おや? アリシアがなにやら手に持ってる。なんだろう?
「アリシア、それなに?」
「セイレーンが首から下げてた。ドロップアイテムかも知れないと思って持って来たんだけど」
見せて貰うと、なにやら紋章の入ったペンダントのようだ。もしかしたら、このペンダントを盗られたからザハギンは怒ったのかな? あれ? でもこの紋章は確か...
「そ、それは王家の紋章入りペンダントじゃないか!」
そうだよね。ギルドの依頼書にも同じ紋章が入ってたよね。
「殿下もお持ちで?」
「あぁ、王族にとって身分証みたいなもんだからな。肌身離さず持ち歩いてるぞ」
そう言って殿下は自分の胸元を開いた。確かに同じものだね。
「ということは、これはおバカさんのものですかね?」
「あぁ、間違いない。死んだのも間違いない」
殿下はとっても嬉しそうだ。まぁ気持ちは良く分かるけど。
「さて戻るか。依頼達成だな。遺品も見付かったし」
殿下の中では既におバカさんは故人になっているようだ。
「いえまだ、一緒に居たはずの冒険者達の行方が」
「殉職したってことでいいだろ?」
「まぁそうなんですけど...」
不毛な会話を続けている時だった。
「敵襲っ!」
エリオットが叫ぶ。その声に急いで振り返ると...えっ? 魚が空を飛んでる!? まさかトビウオ!? ここ海じゃないのに!?

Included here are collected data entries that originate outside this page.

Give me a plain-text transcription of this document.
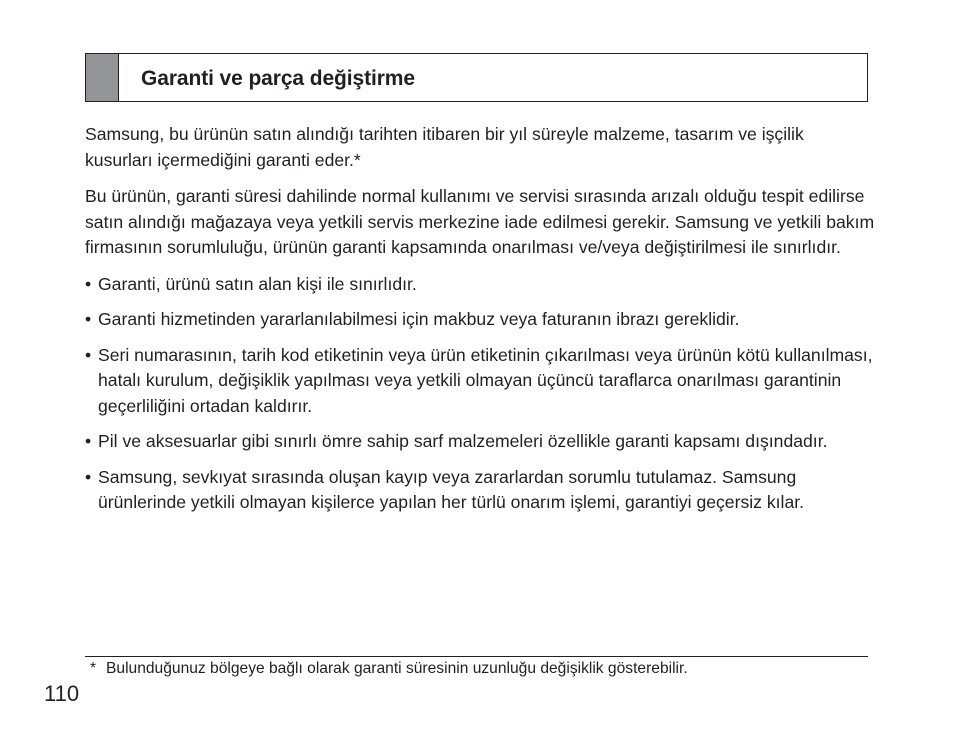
Garanti ve parça değiştirme

Samsung, bu ürünün satın alındığı tarihten itibaren bir yıl süreyle malzeme, tasarım ve işçilik kusurları içermediğini garanti eder.*

Bu ürünün, garanti süresi dahilinde normal kullanımı ve servisi sırasında arızalı olduğu tespit edilirse satın alındığı mağazaya veya yetkili servis merkezine iade edilmesi gerekir. Samsung ve yetkili bakım firmasının sorumluluğu, ürünün garanti kapsamında onarılması ve/veya değiştirilmesi ile sınırlıdır.

• Garanti, ürünü satın alan kişi ile sınırlıdır.
• Garanti hizmetinden yararlanılabilmesi için makbuz veya faturanın ibrazı gereklidir.
• Seri numarasının, tarih kod etiketinin veya ürün etiketinin çıkarılması veya ürünün kötü kullanılması, hatalı kurulum, değişiklik yapılması veya yetkili olmayan üçüncü taraflarca onarılması garantinin geçerliliğini ortadan kaldırır.
• Pil ve aksesuarlar gibi sınırlı ömre sahip sarf malzemeleri özellikle garanti kapsamı dışındadır.
• Samsung, sevkıyat sırasında oluşan kayıp veya zararlardan sorumlu tutulamaz. Samsung ürünlerinde yetkili olmayan kişilerce yapılan her türlü onarım işlemi, garantiyi geçersiz kılar.
* Bulunduğunuz bölgeye bağlı olarak garanti süresinin uzunluğu değişiklik gösterebilir.
110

「あれは『フライングキラーフィッシュ』気を付けて! 鋭く尖った口で体当たりしてくるから! 刺さると危険だ!」
シルベスターが叫ぶ。どうやらトビウオじゃなかったようだ。その魚は、細い体にヒレが進化したのか、体より大きな翼が生えている。先が細くなって鋭く尖った口は、確かに良く刺さりそうだ。まるで弓から放たれた矢のようなスピードでこっちに向かって来る。
「迎撃せよっ!」
だがレベルアップしたアタシ達の敵じゃない。それぞれが簡単に捌いていく。シャロン様なんかメイスをバットみたいに振り回して打ち返している。思わず「ホームラン!」と叫ぶところだった。ただ...
「キリがないな...」
そう、やたらと数が多い。打っても打ってもあとから湧いてくる。これは元から絶つしかないかな。と思っていたら、
「見て! あそこ! あの穴から出て来るみたい!」
アリシアの指差す方を見ると、確かに地面に開いた穴から飛び出してるようだ。アタシ達はひっきりなしに飛んで来るフライング...長いからトビウオでいい...を蹴散らしながら穴に向かう。
「で、デッカイッ!」
その穴は巨大だった。直径50mはあるんじゃないか? どうやったらこんな穴が出来るのか知らないが、トビウオはここから湧いて来る。となればやることは一つ。
「俺に任せろ。『ファイアーボム』」
殿下が呪文を唱えると、大きな火球が生まれた。それを穴に投げ入れる。数秒後、火球が爆発した。あとにはトビウオの燃えカスだけが残り、これ以上トビウオが飛んで来ることはなかった。
「終わったな。さぁ帰ろう」
殿下、そんなに帰りたいか? まぁアタシも帰りたいけど、バカはどうでもいいとして、やっぱ冒険者達の方の安否は確認しておいてあげたいよなぁ。
「ねぇ、あれ見て?」
アリシアが穴の底を指差す。青白い光が穴の底をぼんやりと照らしていた。
「あの光は?」
その問いに答えられる者は誰も居なかった。